Dependencies, especially network topology dependencies, are the best way to handle that, but they're not foolproof.

As far as #2, pre-canned templates will never have the correct dependencies built-in, so what you could do is

1. full clone the Template Module ICMP Ping template, and give it a local name. Don't modify the pre-built templates, always clone & modify your locally-tailored templates instead.
2. add your network gateway trigger as a dependency for any triggers in your cloned template. Making the dependency part of the template makes it easy to have that included for all hosts on the other side of that link/segment.
3. unlink the old template from a few hosts and link the new template, preferably in the same update. Test and expand to more hosts when the tests look good.

Timing for when the dependency is checked vs. when the host checks are run can still cause alerts, before Zabbix detects that the VPN is down. It helps to have your topology dependencies checked on a more frequent basis than the leaf nodes.
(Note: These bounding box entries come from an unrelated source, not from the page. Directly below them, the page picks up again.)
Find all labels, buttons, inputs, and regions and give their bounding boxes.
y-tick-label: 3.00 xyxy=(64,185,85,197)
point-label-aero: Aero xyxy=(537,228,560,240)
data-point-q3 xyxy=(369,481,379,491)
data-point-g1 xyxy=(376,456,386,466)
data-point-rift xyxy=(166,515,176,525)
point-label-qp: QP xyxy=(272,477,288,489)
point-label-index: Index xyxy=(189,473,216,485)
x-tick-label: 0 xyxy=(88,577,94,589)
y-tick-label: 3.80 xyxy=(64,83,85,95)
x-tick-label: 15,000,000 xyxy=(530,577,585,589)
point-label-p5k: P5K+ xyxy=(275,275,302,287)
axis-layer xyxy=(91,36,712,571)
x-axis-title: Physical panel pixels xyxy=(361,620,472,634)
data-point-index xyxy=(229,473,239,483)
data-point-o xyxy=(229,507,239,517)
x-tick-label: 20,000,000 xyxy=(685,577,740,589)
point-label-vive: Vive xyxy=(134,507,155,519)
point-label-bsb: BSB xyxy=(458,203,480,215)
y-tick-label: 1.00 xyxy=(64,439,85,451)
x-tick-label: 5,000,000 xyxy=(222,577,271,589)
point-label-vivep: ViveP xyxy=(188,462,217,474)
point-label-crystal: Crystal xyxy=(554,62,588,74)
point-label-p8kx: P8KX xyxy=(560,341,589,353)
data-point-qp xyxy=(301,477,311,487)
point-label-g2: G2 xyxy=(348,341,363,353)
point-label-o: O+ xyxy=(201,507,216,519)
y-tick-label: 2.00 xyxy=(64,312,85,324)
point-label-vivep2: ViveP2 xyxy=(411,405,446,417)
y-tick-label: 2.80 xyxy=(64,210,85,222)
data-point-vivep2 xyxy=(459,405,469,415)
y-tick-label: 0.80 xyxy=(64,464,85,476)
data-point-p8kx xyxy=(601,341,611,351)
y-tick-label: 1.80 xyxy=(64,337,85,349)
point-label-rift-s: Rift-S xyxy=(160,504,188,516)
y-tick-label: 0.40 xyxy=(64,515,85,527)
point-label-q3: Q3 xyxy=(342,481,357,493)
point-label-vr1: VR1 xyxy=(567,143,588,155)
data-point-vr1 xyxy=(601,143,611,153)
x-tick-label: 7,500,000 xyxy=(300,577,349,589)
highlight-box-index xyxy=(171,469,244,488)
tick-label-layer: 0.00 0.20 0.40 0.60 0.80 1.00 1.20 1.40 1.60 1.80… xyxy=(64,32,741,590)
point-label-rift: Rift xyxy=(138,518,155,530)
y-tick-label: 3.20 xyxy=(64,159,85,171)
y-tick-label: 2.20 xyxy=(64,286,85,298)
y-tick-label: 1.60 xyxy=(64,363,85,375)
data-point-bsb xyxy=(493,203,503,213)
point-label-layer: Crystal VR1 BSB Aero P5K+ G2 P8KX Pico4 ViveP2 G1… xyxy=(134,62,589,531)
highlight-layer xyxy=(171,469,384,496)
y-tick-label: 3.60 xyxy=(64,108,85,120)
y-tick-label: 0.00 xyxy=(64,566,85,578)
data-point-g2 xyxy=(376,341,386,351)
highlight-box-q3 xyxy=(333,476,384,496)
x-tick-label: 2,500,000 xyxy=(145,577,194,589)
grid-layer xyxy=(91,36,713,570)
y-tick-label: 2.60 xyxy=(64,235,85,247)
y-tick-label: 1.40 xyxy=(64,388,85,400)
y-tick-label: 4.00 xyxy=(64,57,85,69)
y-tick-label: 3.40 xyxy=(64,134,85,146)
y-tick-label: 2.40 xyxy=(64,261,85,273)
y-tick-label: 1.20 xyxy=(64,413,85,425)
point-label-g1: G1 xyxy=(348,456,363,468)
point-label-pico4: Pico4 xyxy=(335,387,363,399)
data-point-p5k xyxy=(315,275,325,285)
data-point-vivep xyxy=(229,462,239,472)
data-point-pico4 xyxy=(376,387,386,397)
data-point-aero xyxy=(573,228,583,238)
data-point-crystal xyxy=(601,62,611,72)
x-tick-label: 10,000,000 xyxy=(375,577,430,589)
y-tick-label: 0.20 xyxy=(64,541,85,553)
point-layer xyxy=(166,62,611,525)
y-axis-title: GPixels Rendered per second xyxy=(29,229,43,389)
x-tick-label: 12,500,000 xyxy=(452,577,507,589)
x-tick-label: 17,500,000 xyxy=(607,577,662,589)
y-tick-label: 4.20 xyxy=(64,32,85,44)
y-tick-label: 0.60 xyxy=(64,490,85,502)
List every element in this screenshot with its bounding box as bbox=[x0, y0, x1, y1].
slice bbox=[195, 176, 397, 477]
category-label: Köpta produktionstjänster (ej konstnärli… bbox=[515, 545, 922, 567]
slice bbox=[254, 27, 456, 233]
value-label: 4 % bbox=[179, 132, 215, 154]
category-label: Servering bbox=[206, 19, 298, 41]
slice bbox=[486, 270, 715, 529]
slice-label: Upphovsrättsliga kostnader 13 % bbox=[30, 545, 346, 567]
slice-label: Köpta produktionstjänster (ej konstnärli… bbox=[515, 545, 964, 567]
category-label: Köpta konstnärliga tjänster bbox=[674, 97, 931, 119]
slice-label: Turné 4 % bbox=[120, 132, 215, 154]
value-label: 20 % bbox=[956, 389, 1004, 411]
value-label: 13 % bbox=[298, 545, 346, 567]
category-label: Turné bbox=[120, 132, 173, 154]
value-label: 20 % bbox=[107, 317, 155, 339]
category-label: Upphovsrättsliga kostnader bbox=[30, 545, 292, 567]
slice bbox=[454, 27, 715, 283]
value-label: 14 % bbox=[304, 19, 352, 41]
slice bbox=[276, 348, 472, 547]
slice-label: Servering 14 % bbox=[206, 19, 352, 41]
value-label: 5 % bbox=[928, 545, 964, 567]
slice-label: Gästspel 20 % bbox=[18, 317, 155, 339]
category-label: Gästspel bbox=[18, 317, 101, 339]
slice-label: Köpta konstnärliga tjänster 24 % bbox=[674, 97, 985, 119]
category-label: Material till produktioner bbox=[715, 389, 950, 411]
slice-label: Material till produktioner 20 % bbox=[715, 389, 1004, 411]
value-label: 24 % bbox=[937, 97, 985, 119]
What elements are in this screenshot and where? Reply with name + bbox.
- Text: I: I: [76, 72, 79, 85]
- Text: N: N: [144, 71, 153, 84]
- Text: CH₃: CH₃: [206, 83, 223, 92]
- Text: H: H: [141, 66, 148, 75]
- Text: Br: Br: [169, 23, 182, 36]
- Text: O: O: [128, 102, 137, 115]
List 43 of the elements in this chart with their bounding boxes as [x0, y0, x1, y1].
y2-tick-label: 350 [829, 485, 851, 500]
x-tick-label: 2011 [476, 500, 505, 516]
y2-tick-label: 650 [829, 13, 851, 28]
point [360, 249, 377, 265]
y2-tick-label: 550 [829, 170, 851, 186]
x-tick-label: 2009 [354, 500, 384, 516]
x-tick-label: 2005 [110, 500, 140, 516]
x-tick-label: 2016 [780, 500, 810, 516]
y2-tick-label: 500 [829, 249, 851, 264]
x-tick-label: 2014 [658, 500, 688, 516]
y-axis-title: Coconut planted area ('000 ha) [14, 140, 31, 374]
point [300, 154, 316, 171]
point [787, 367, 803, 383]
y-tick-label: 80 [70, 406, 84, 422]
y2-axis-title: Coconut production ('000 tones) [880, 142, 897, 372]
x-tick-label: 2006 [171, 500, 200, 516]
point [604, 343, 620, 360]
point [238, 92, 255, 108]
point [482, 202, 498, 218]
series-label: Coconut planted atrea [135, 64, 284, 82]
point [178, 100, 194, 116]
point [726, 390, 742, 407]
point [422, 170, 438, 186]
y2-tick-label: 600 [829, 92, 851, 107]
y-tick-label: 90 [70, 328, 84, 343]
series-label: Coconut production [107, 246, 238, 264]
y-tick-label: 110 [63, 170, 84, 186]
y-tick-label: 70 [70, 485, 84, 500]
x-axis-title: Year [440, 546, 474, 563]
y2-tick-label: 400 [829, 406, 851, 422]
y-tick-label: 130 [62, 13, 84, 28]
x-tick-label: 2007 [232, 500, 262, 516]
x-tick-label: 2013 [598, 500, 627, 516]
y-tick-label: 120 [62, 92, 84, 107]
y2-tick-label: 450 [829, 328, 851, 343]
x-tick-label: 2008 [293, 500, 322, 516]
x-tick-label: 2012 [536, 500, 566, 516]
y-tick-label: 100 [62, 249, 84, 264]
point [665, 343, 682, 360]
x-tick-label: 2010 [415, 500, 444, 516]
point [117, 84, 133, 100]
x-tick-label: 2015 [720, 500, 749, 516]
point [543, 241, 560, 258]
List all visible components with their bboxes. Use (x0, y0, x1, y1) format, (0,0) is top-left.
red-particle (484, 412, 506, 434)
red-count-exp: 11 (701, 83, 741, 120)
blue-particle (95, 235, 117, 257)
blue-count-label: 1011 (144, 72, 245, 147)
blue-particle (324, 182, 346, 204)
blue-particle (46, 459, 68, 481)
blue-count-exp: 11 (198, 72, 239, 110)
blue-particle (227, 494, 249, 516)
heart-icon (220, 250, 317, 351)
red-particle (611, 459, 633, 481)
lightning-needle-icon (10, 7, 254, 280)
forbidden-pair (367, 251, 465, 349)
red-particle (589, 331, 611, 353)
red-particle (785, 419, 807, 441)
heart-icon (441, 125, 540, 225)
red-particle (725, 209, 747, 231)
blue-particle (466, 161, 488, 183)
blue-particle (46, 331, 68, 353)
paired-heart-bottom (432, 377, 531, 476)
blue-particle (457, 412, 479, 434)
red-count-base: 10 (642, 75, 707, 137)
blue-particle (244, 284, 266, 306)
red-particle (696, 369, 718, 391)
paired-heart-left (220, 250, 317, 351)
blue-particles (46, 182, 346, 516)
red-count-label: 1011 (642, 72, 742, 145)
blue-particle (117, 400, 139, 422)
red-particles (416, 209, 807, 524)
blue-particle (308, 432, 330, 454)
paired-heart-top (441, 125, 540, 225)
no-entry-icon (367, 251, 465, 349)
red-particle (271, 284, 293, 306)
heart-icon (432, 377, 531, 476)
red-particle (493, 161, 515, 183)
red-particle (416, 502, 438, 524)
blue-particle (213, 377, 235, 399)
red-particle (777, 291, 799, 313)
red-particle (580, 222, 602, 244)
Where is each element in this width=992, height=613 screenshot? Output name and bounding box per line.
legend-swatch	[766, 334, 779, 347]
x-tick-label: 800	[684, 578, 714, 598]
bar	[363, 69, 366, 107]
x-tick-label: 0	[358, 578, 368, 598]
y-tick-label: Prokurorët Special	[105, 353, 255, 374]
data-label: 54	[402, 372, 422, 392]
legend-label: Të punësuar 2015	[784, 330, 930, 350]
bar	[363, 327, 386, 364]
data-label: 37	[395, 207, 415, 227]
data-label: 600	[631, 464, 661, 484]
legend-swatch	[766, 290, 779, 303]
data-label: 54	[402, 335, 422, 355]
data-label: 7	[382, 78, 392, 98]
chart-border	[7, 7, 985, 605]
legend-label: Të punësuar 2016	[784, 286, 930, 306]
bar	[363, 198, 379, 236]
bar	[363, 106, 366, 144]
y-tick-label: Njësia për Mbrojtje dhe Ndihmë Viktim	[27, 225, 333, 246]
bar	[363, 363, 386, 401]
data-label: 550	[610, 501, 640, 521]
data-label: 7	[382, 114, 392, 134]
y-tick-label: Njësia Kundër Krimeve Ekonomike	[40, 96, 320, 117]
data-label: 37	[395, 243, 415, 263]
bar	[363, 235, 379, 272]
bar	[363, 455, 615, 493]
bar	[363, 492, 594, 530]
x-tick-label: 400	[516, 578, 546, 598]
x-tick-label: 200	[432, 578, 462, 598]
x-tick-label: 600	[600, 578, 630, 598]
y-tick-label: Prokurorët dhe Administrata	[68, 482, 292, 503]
If setting up dependencies doesn't do enough for you, there are other options, such as https://www.zabbix.com/forum/zabbix-...ing-python-api

I'll echo that question, but also offer one fix I've implemented before but is tedious.

You can make some triggers depend on others. For example if I have triggers that may fire from lack of data or timeouts, I will often make them dependent on a trigger that checks pings to see if a host is up. If the host is down, there's no point in telling me (for example) that SSH to the host is down, and that HTTP to the host is down, etc. These can mostly be automated.

What's more difficult and I have done but is the tedious one- let's say you have a site with 50 hosts, and one edge device connecting it to your primary site. If that edge device is unreachable (network down, device down, whatever) then every device behind it will alert as unreachable as well. I once set up a SQL statement where I could label these edge devices, and then within a site (defined as a host group "location") I blew in dependencies on each ping trigger at the site against the edge device ping trigger. If it was down, they won't alert (I also increased the speed of pings on the edge device so it always alerted first). This does work, but I never found a way to maintain it practically other than sql modifications to the database, which I stopped doing some years ago due to all the changes.

But I think someone good at API calls could probably build something that would remove and add such dependencies based on some kind of host marking (macro, host group, etc.)

Maybe something is built in now, I have not searched in some years -- so anxiously awaiting that someone has a good answer for you. Mine is not a good answer. Ah... Tim types faster than i do.

There were some issues with cross template dependencies when I tried this ages ago. I may need to try again, maybe it's easier now. And I do know there's now a LOT more parameterization available in places that wasn't back then (e.g. macro expansion).

That does not sound horrible to do, certainly better than modifying every hosts config.

I already have trigger action step delays and notifications start going out on step 2. I THINK that might take care of the timing concern you bring up?

I'll start reading up on how to do this.

The issue is that the sentinel device (the one you want to alarm first, and by doing so block other alarms) has to alarm more quickly.

For example, we use pings for up/down, and need to get three consecutive failed pings before a node triggers an alarm.

What we did is have two different ping frequency, one 30s interval for the sentinel device, and 60s interval for all the others. So for a link-to-sentinel-device down it will alert in about 90s, the rest won't try until 180s.

Your timing can vary, but that gives you the idea.